Here is a quote from Johan Norberg’s book, Financial Fiasco. It is the most concise explanation for the recent economic unpleasantness I have seen. There are just three paragraphs from page 134. The book is well worth reading. Mr. Norberg addresses almost all things that contributed to make the 2007-2009 recessions unique.
“Let’s look again at the historical background of thecrises. The housing bubble was pumped up and the hunt for ever-greater risk started when the Fed, not wanting the market to set exchange rates, cut interest rates to record-low levels as the emerging economies of the world began to send capital to the U.S. economy. U.S. politicians pumped up risk taking and house prices further through deductions, tax benefits for home savings accounts and restrictions on new construction. By means of legislation, subsidies and government-sponsored enterprises, they managed to generate mortgages even for people that the market deemed uncreditworthy.
“The quasi-governmental institutions Fannie Mae and Freddie Mac developed the securitization of mortgages, which Wall Street fell madly in love with once the credit-rating agencies – which had been given a legallly protected oligopoly by thegovernment – declared them to be safe investments.
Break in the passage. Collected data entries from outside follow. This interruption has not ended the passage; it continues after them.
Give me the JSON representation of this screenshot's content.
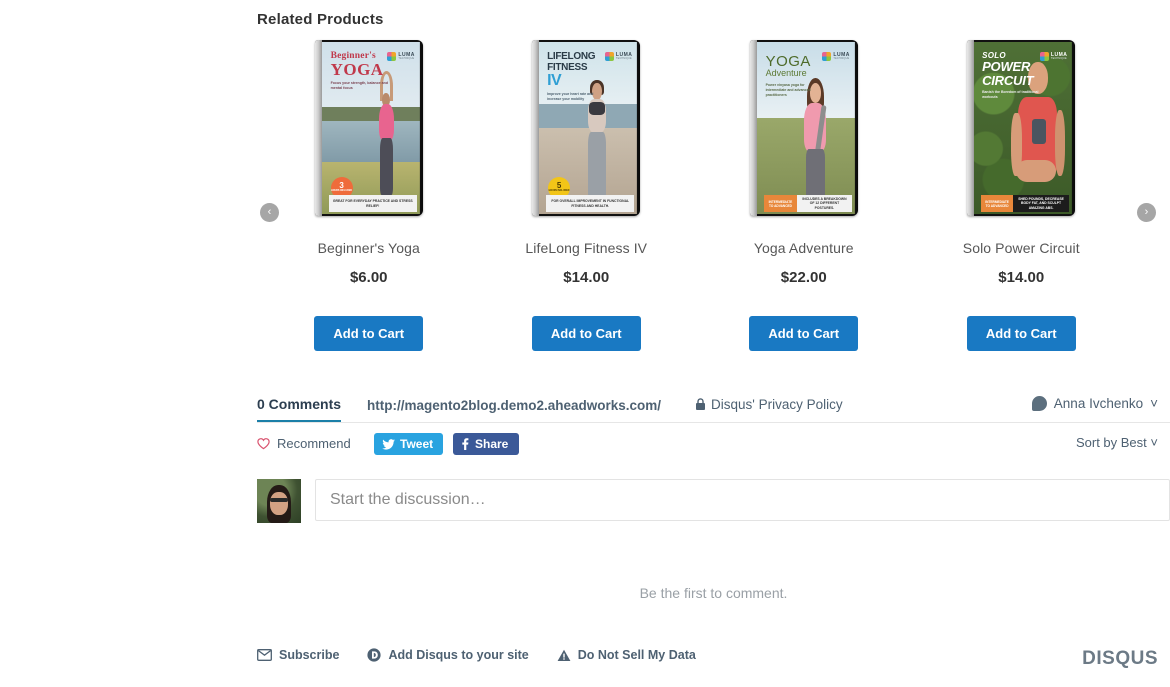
{
  "related": {
    "title": "Related Products",
    "prev_arrow": "‹",
    "next_arrow": "›",
    "products": [
      {
        "name": "Beginner's Yoga",
        "price": "$6.00",
        "add_to_cart": "Add to Cart",
        "cover": {
          "line1": "Beginner's",
          "line2": "YOGA",
          "tagline": "Focus your strength, balance and mental focus",
          "brand_name": "LUMA",
          "brand_sub": "TECHNIQUE",
          "badge_number": "3",
          "badge_caption": "HOURS INCLUDED",
          "badge_color": "#ef6b3b",
          "bottom_tag": "",
          "bottom_blurb": "GREAT FOR EVERYDAY PRACTICE AND STRESS RELIEF!"
        }
      },
      {
        "name": "LifeLong Fitness IV",
        "price": "$14.00",
        "add_to_cart": "Add to Cart",
        "cover": {
          "line1": "LIFELONG FITNESS",
          "line2": "IV",
          "tagline": "Improve your heart rate and increase your mobility",
          "brand_name": "LUMA",
          "brand_sub": "TECHNIQUE",
          "badge_number": "5",
          "badge_caption": "HOURS INCLUDED",
          "badge_color": "#f2c518",
          "bottom_tag": "",
          "bottom_blurb": "FOR OVERALL IMPROVEMENT IN FUNCTIONAL FITNESS AND HEALTH."
        }
      },
      {
        "name": "Yoga Adventure",
        "price": "$22.00",
        "add_to_cart": "Add to Cart",
        "cover": {
          "line1": "YOGA",
          "line2": "Adventure",
          "tagline": "Power vinyasa yoga for intermediate and advanced practitioners",
          "brand_name": "LUMA",
          "brand_sub": "TECHNIQUE",
          "badge_number": "",
          "badge_caption": "",
          "badge_color": "",
          "bottom_tag": "INTERMEDIATE TO ADVANCED",
          "bottom_blurb": "INCLUDES A BREAKDOWN OF 12 DIFFERENT POSTURES."
        }
      },
      {
        "name": "Solo Power Circuit",
        "price": "$14.00",
        "add_to_cart": "Add to Cart",
        "cover": {
          "line1": "SOLO",
          "line2": "POWER CIRCUIT",
          "tagline": "Banish the Boredom of traditional workouts",
          "brand_name": "LUMA",
          "brand_sub": "TECHNIQUE",
          "badge_number": "",
          "badge_caption": "",
          "badge_color": "",
          "bottom_tag": "INTERMEDIATE TO ADVANCED",
          "bottom_blurb": "SHED POUNDS, DECREASE BODY FAT, AND SCULPT AMAZING ABS."
        }
      }
    ]
  },
  "disqus": {
    "comments_tab": "0 Comments",
    "site_url": "http://magento2blog.demo2.aheadworks.com/",
    "privacy_policy": "Disqus' Privacy Policy",
    "username": "Anna Ivchenko",
    "user_caret": "˅",
    "recommend": "Recommend",
    "tweet": "Tweet",
    "share": "Share",
    "sort_by": "Sort by Best",
    "sort_caret": "˅",
    "compose_placeholder": "Start the discussion…",
    "empty_state": "Be the first to comment.",
    "footer_links": [
      {
        "label": "Subscribe",
        "icon": "envelope-icon"
      },
      {
        "label": "Add Disqus to your site",
        "icon": "disqus-d-icon"
      },
      {
        "label": "Do Not Sell My Data",
        "icon": "warning-triangle-icon"
      }
    ],
    "logo": "DISQUS"
  },
  "colors": {
    "button_blue": "#1979c3",
    "tab_underline": "#1b7fa8",
    "tweet_blue": "#29a3e0",
    "facebook_blue": "#3b5998",
    "heart_pink": "#d9536f"
  }
}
Government-owned banks and municipalities across the world bought mortgage backed securities like never before. International banking regulations agreed to in Basel, Switzerland, entailed that banks running classic banking operations had to pay extra, whereas those that moved such securities to special companies operating in a shadow sector get away cheap. The central position of Fannie Mae and Freddie Mac reinforced confidence that the [U.S.] government would intervene if the housing market ran into trouble. The Fed’s safety net and the federal government’s deposit insurance made banks dare to take big risks because they could privatize any gains but socialize any losses.
“When home prices then began to fall and the market no longer wanted mortgage-backed securities, the financial authorities stepped in and decreed that banks had to write down the value of such securities radically, giving rise to several waves of panic selling. And, when nobody wanted to finance the special companies anymore, the banks had to take them over, which put such a burden on their balance sheets that regulations forced them to pile up capital rather than make loans. President Bush and other leading policymakers whipped up a panic to push through the laws they wanted. And just as the financial markets were more worried than ever because they did not know where the big risks were, the authorities banned shorting [short sales], thus depriving the markets of liquidity and information when they needed it the most.
“If this is laissez faire, then I would like to know what government intervention looks like.”